A former JPMorgan derivatives trader is suing one of the world’s biggest cryptocurrency exchanges for $300 million after it allegedly failed to deliver his equity.
According to filing with the Superior Court of the State of California in San Francisco dated Dec. 4, Frank Amato and RGB Coin are now pursuing action against BitMEX, its CEO Arthur Hayes and owner HDR Global Trading.
Investor: BitMEX prevented recognition of entitlement
Amato says he was among the first seed investors in BitMEX in 2015, contributing $30,000 on the understanding he would later receive equity in the company. Amato alleges that this has not happened as of the present day.
Following Amato’s initial investment, the exchange purportedly received another $30,000 from startup accelerator SOSV, which would trigger Amato’s contracted equity conversion. However, the filing states that Hayes “sought to conceal information” from Amato specifically to “prevent recognition of his equity.”

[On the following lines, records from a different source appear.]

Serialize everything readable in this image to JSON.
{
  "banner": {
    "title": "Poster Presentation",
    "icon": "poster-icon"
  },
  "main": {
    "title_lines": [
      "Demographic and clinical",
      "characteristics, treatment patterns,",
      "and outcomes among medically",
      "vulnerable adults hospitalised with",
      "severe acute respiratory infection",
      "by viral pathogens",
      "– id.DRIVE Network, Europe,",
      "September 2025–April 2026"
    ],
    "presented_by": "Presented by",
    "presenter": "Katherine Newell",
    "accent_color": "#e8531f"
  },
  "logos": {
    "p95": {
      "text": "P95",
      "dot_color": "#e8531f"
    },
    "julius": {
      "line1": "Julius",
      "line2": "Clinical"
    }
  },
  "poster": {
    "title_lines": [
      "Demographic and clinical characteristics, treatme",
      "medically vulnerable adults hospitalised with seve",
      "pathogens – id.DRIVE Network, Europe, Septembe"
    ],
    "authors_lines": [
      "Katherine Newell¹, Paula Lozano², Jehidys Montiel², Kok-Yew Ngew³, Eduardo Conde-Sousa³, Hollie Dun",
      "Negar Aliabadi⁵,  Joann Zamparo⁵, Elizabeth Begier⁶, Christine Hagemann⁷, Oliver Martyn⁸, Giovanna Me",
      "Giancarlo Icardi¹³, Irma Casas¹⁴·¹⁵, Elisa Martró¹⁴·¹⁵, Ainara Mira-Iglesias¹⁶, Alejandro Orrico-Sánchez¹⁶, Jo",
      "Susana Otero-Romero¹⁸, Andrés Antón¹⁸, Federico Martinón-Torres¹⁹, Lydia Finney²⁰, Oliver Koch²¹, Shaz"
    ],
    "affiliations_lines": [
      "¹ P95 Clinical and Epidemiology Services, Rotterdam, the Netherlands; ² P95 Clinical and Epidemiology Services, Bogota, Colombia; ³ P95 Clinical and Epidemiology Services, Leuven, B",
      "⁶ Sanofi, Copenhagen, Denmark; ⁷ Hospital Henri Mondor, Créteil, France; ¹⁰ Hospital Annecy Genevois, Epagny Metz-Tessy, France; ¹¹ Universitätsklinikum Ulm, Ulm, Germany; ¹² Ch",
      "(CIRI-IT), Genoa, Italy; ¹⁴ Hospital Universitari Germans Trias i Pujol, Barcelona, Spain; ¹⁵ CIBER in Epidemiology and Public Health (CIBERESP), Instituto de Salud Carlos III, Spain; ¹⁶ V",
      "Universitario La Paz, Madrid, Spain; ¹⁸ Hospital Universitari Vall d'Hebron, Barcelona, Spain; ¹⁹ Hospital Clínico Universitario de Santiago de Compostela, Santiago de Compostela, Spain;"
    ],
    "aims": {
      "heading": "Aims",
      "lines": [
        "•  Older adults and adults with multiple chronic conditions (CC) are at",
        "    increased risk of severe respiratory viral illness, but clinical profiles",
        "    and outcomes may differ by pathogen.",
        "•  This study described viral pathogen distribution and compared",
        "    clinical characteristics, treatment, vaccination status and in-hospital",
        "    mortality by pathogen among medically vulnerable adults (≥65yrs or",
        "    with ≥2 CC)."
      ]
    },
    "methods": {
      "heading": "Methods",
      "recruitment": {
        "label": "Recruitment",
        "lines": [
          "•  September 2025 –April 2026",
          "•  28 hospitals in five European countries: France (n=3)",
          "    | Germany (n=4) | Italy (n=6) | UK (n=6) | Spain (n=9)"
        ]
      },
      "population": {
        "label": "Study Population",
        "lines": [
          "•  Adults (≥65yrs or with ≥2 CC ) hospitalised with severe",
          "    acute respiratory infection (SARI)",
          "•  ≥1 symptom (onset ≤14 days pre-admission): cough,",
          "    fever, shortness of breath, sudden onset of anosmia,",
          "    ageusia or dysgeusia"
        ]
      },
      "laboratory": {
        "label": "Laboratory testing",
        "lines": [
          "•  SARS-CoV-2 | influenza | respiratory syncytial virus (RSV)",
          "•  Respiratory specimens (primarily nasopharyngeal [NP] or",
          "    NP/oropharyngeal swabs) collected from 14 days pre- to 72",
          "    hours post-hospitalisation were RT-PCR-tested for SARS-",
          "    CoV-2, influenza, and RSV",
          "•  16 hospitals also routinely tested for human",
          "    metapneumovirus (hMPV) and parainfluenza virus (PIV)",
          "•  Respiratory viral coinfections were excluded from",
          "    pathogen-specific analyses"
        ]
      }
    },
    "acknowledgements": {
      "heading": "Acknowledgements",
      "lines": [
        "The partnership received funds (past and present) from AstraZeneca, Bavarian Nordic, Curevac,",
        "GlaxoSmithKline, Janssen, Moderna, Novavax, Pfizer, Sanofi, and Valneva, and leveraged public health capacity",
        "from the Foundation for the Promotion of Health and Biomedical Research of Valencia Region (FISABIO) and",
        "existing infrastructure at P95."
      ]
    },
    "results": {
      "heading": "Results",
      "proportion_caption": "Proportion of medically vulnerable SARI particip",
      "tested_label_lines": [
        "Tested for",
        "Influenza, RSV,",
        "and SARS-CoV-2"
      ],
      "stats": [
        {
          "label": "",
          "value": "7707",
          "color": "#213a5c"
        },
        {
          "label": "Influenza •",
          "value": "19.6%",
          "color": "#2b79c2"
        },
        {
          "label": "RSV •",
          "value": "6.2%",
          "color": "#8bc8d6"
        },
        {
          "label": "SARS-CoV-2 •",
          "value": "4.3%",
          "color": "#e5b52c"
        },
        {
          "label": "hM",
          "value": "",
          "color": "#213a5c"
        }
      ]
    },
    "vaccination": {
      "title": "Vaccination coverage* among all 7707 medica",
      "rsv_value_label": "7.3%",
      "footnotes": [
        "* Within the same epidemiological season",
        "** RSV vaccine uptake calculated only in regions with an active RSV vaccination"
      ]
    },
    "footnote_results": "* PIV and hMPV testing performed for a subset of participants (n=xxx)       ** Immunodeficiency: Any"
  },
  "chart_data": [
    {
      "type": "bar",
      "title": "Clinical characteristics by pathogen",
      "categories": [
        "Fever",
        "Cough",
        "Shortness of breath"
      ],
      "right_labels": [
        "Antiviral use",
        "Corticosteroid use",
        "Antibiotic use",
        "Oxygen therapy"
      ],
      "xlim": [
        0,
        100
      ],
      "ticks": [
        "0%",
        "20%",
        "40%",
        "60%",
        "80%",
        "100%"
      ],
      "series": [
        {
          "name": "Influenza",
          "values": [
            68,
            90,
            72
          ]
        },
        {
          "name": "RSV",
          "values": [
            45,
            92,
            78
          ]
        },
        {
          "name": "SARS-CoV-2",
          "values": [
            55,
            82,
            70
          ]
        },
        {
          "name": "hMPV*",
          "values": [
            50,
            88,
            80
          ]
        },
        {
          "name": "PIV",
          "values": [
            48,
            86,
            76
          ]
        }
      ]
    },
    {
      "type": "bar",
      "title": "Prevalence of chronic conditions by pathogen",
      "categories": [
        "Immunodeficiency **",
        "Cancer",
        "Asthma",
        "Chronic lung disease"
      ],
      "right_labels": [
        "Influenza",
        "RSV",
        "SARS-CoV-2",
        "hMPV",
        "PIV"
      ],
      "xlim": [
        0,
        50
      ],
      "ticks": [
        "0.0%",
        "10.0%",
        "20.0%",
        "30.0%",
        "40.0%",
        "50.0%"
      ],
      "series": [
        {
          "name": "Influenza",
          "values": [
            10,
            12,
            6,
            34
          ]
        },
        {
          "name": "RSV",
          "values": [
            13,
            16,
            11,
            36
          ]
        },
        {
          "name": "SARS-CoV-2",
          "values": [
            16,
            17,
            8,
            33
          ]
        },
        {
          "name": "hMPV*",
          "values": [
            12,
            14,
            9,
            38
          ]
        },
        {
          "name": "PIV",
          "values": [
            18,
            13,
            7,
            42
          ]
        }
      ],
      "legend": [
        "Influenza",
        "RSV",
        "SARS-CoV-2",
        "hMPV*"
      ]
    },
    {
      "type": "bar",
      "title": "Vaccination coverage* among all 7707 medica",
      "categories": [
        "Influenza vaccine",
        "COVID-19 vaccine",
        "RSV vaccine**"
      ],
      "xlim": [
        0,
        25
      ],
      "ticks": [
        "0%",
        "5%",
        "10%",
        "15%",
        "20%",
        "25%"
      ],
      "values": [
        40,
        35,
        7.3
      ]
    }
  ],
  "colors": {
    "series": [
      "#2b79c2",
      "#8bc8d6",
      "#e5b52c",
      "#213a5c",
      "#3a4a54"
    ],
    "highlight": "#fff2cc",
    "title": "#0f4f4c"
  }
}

According to unofficial estimates, Amato’s share of the company is now worth $50 million. In total, the investor is seeking a giant $300 million settlement. The filing summarizes:
“Through this action, Plaintiffs seek damages representing the value of their equity interest in BitMEX, which is conservatively estimated to exceed $50,000,000, together with punitive damages of $250,000,000. Plaintiffs also seek injunctive relief and other remedies, together with their attorneys’ fees and costs.”
Exchange brushes off setbacks
The move is the latest headache for BitMEX, which has seen its popularity endure despite a major data leak in November. As Cointelegraph reported, executives appeared little concerned by the blunder, which saw user email addresses sent en masse to other users.
Nonetheless, business remains brisk. Daily trade volume for its Bitcoin (BTC) derivatives was $1.6 billion at press time.
In July, sudden volatility hit Bitcoin markets as traders withdrew funds from BitMEX after reports that it was under investigation by regulators in the United States.